Many of the street photographs I see in color rely heavily on saturating the color itself or the color appearing in 2-3 places in the frame. Todd Gross is a photographer from NYC whose subtle use of color compliments the odd moments he finds while walking the streets.
In this photograph, there’s a surreal feeling of loneliness with a lanky older woman lying in the bare grass, face covered and taking a nap. After noticing the ironic text on her bag, the frame lightens up and carries with it a sense of humor.
Dave Glass is an old school local photographer (and also a friend of mine). We’ve photographed many of the same neighborhoods in San Francisco, albeit 20-30 years apart. Looking through Dave’s Flickr stream you see a well documented survey of a city that has been torn down and built over.
The architecture, old cars, and signage in his pictures carry a heavy sense of nostalgia, especially if you live in San Francisco. In this photo all three elements are present within the frame, along with several bullet holes. This image is one that asks the viewer more questions than it does provide answers.
While composing a candid photo, I generally look for an interesting person, position myself, frame them in the viewfinder, and wait for the right moment or gesture before releasing the shutter. With all of this happening so quickly, the composition can get messy.
In this photograph by Justin Vogel, the woman’s posture and facial expression pull me towards the center of the frame. I don’t immediately notice the fire alarm or electrical boxes in the foreground, the man working in the background, or the hydrant by her head. Amongst all of that visual chaos, her suspicious glare and the turquoise color pops ensure this photo will only get better over time. A great candid of a great character.
Alan Dejecacion is one of the most versatile photographers I follow on Flickr. He photographs using several different camera models and film formats, combining classic portraiture of friends and family with candid street photography.

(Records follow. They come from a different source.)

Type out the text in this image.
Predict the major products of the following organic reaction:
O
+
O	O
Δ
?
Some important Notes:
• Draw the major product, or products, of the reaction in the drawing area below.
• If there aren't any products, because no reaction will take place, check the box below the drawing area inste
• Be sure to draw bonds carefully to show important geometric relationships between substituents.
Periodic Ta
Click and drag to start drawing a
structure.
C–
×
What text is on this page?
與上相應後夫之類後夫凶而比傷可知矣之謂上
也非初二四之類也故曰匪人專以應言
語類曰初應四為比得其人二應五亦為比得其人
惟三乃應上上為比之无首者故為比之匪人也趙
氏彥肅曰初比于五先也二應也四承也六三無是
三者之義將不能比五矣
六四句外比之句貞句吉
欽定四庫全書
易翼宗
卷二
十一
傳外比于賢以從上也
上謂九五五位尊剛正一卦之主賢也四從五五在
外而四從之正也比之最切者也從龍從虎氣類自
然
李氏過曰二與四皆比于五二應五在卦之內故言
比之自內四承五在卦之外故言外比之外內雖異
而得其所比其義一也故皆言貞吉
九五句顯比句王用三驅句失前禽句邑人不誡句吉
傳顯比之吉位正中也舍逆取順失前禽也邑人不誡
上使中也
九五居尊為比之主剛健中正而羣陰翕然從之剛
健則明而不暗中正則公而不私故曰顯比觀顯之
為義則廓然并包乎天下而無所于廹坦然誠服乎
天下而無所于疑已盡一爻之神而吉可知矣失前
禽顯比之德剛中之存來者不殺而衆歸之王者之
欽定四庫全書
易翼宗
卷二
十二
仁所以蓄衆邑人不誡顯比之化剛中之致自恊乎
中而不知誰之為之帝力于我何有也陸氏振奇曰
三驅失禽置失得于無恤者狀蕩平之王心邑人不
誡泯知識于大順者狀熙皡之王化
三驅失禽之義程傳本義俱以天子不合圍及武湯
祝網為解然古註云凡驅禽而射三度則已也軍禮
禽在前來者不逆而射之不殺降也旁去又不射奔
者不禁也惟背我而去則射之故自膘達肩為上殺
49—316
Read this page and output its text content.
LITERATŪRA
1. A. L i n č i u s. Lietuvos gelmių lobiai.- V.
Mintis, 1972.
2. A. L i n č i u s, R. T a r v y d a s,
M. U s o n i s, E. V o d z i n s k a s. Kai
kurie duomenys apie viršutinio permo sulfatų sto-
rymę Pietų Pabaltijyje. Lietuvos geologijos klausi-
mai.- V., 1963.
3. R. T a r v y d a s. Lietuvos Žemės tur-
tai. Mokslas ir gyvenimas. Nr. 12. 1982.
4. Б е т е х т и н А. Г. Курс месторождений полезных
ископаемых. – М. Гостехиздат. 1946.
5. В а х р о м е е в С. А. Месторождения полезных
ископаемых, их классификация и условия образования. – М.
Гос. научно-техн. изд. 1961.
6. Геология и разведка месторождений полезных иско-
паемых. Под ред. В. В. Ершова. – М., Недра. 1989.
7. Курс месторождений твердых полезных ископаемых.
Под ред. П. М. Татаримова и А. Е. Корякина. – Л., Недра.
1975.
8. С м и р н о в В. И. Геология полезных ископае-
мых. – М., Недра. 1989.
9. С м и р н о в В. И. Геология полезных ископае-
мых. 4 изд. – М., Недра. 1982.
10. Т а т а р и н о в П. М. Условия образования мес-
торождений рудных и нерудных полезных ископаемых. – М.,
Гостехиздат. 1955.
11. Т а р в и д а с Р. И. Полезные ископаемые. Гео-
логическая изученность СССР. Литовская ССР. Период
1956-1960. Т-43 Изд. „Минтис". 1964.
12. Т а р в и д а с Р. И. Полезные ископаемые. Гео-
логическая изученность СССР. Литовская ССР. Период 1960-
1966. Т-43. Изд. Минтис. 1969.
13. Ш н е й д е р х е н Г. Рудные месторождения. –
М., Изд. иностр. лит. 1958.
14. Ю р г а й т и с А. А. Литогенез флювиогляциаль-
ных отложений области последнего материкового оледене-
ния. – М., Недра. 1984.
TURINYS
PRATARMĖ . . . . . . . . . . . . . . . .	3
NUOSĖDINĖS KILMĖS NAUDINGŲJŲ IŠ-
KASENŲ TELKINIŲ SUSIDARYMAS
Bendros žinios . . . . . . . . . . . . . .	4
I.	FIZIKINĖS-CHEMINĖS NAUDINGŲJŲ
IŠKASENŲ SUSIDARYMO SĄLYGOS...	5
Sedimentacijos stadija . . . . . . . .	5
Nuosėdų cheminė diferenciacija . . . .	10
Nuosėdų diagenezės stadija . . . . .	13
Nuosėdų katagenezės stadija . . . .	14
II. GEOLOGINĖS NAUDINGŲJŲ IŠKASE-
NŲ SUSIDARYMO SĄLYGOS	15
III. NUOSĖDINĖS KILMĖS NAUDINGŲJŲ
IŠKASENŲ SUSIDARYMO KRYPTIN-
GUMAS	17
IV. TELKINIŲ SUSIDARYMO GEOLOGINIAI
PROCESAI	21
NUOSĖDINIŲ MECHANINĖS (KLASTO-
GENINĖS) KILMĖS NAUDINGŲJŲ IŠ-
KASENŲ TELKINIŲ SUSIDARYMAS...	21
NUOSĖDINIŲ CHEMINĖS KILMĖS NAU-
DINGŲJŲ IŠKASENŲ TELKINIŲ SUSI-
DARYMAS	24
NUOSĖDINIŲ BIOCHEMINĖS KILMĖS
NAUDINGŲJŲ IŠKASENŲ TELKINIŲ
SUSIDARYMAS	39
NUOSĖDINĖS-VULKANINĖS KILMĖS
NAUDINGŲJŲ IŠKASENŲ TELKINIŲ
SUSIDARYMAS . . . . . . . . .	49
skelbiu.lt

This photo is a great example of Alan’s gentle touch on the photos he makes. It accurately captures the Mission District in transition: Old and new architecture on the sides divided by 19th street and with a lowrider car moving towards the center.
I found Matt Weber through Hamburger Eyes and soon after started following him on Flickr. Matt’s stream has many photos from pre-1990’s New York City with a focus on candid snapshots taken in the street, subway riders, and fading architecture.
I’d long thought this photo was made by the photographer walking straight into a crowd of people waiting for the traffic signal to change. Recently I learned the photo was made while Matt was driving a taxicab, shot from the driver’s side window. After discovering this fact, I like the picture even more!